This blog provides a meditation on the Episcopal daily readings along with a headline from world news:
Suu Kyi gets a passport to travel 
Matthew 6:7-15
7 ‘When you are praying, do not heap up empty phrases as the Gentiles do; for they think that they will be heard because of their many words.8Do not be like them, for your Father knows what you need before you ask him.
9 ‘Pray then in this way:
Our Father in heaven, hallowed be your name.
10 Your kingdom come. Your will be done, on earth as it is in heaven.
11 Give us this day our daily bread.*
12 And forgive us our debts, as we also have forgiven our debtors.
13 And do not bring us to the time of trial,* but rescue us from the evil one.*
14For if you forgive others their trespasses, your heavenly Father will also forgive you;15but if you do not forgive others, neither will your Father forgive your trespasses.
Jesus was not very religious. Yes, that’s what I said. Jesus is hardly ever reported as saying the kinds of pious things religious people like. He’s not much concerned with worship, meditation, ceremony, holy books, sacraments, sentimental songs or sermons. More often he talks about how people treat each other and their honesty towards God. So when Jesus gives a prayer, we should be doubly ready to pay attention. It’s not a very religious prayer, but it is the one prayer that the son of God gave to his folllowers. Appropriately it’s the prayer of God’s Son who invites his disciples to share his relationship with God: Our Father in heaven. Heaven is where God’s will is perfectly done, that is, it’s not in our space or time. God is beyond, but he has given enough evidence of his goodness in this earth, that people are able to honour his name as the source of goodness by their own hopeful goodness here and now. God’s children hope that He will rule this world as perfectly as heaven.
God exercises that rule through his Spirit (The Spirit is not named in the prayer) who leads God’s children to share the daily bread which they receive as from the hand of God; and to cancel each others’ moral and material debts as each one’s debts are cancelled by God. In that Spirit disciples are not self-reliant superbelievers but weak and needy human beings who ask not be led to the place of hard testing but to be delivered by God from the power of the Evil One.

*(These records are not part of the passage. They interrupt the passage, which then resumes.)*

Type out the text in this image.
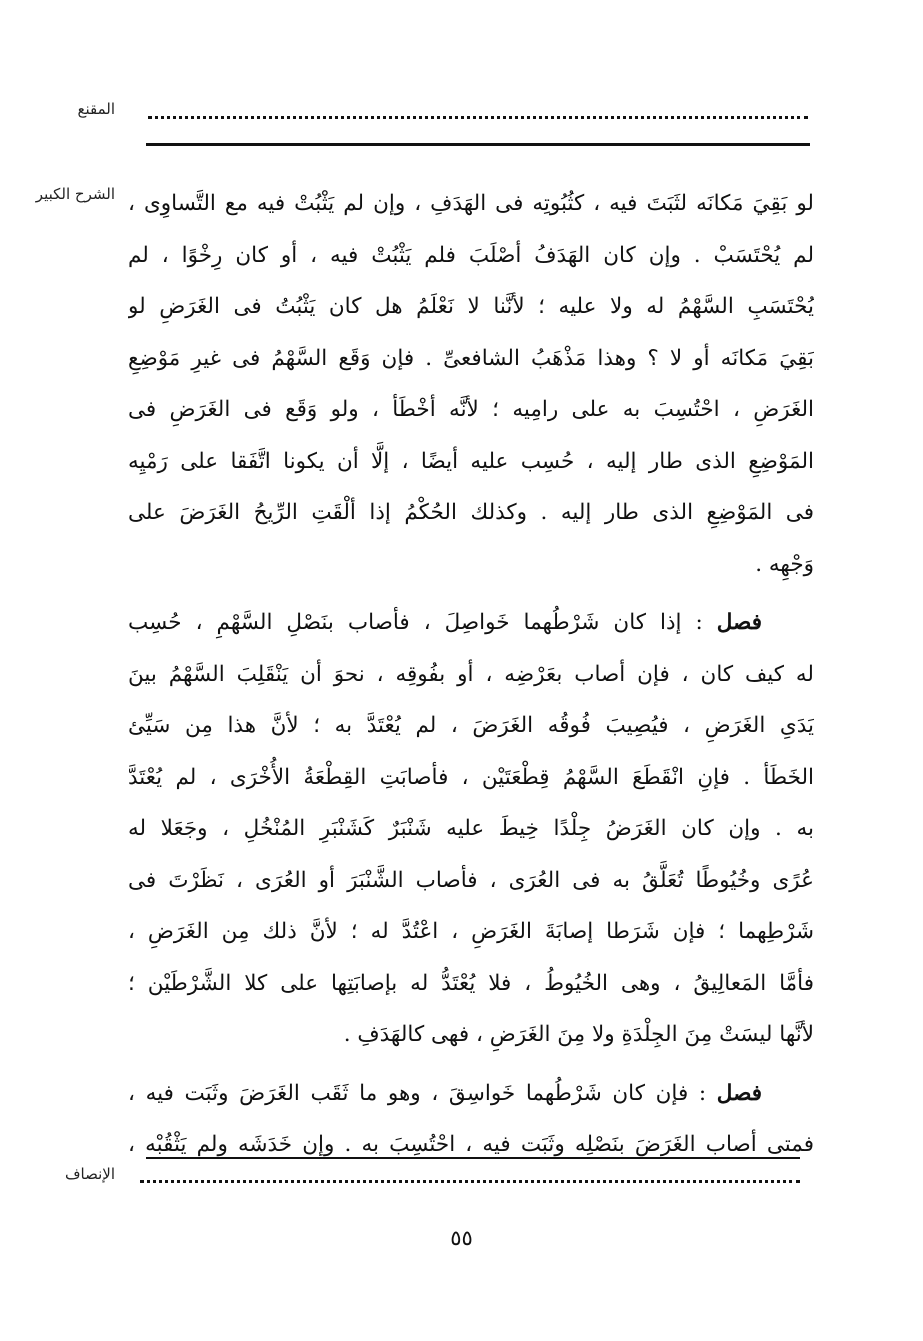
المقنع
الشرح الكبير لو بَقِيَ مَكانَه لثَبَتَ فيه ، كثُبُوتِه فى الهَدَفِ ، وإن لم يَثْبُتْ فيه مع التَّساوِى ،
لم يُحْتَسَبْ . وإن كان الهَدَفُ أصْلَبَ فلم يَثْبُتْ فيه ، أو كان رِخْوًا ، لم
يُحْتَسَبِ السَّهْمُ له ولا عليه ؛ لأنَّنا لا نَعْلَمُ هل كان يَثْبُتُ فى الغَرَضِ لو
بَقِيَ مَكانَه أو لا ؟ وهذا مَذْهَبُ الشافعىِّ . فإن وَقَع السَّهْمُ فى غيرِ مَوْضِعِ
الغَرَضِ ، احْتُسِبَ به على رامِيه ؛ لأنَّه أخْطَأ ، ولو وَقَع فى الغَرَضِ فى
المَوْضِعِ الذى طار إليه ، حُسِب عليه أيضًا ، إلَّا أن يكونا اتَّفَقا على رَمْيِه
فى المَوْضِعِ الذى طار إليه . وكذلك الحُكْمُ إذا ألْقَتِ الرِّيحُ الغَرَضَ على
وَجْهِه .
فصل : إذا كان شَرْطُهما خَواصِلَ ، فأصاب بنَصْلِ السَّهْمِ ، حُسِب
له كيف كان ، فإن أصاب بعَرْضِه ، أو بفُوقِه ، نحوَ أن يَنْقَلِبَ السَّهْمُ بينَ
يَدَىِ الغَرَضِ ، فيُصِيبَ فُوقُه الغَرَضَ ، لم يُعْتَدَّ به ؛ لأنَّ هذا مِن سَيِّئ
الخَطَأ . فإنِ انْقَطَعَ السَّهْمُ قِطْعَتَيْن ، فأصابَتِ القِطْعَةُ الأُخْرَى ، لم يُعْتَدَّ
به . وإن كان الغَرَضُ جِلْدًا خِيطَ عليه شَنْبَرٌ كَشَنْبَرِ المُنْخُلِ ، وجَعَلا له
عُرًى وخُيُوطًا تُعَلَّقُ به فى العُرَى ، فأصاب الشَّنْبَرَ أو العُرَى ، نَظَرْتَ فى
شَرْطِهما ؛ فإن شَرَطا إصابَةَ الغَرَضِ ، اعْتُدَّ له ؛ لأنَّ ذلك مِن الغَرَضِ ،
فأمَّا المَعالِيقُ ، وهى الخُيُوطُ ، فلا يُعْتَدُّ له بإصابَتِها على كلا الشَّرْطَيْن ؛
لأنَّها ليسَتْ مِنَ الجِلْدَةِ ولا مِنَ الغَرَضِ ، فهى كالهَدَفِ .
فصل : فإن كان شَرْطُهما خَواسِقَ ، وهو ما ثَقَب الغَرَضَ وثَبَت فيه ،
فمتى أصاب الغَرَضَ بنَصْلِه وثَبَت فيه ، احْتُسِبَ به . وإن خَدَشَه ولم يَثْقُبْه ،
الإنصاف
٥٥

The Son of God himself is not mentioned in the prayer except along with his brothers and sisters, but he is there in every petition, honouring God’s name by his goodness, implementing God’s rule by his obedience, demonstrating the shared life of the Spirit in his teaching, healing and feeding of his people, yet never settting himself up as superman but confessing his weakness and relying on the father to deliver him from the power of the Evil One-yes, the Son of God is present in every word of this prayer. That’s why it’s so immeasurable precious to Jesus’ disciples by whom it should be used every day.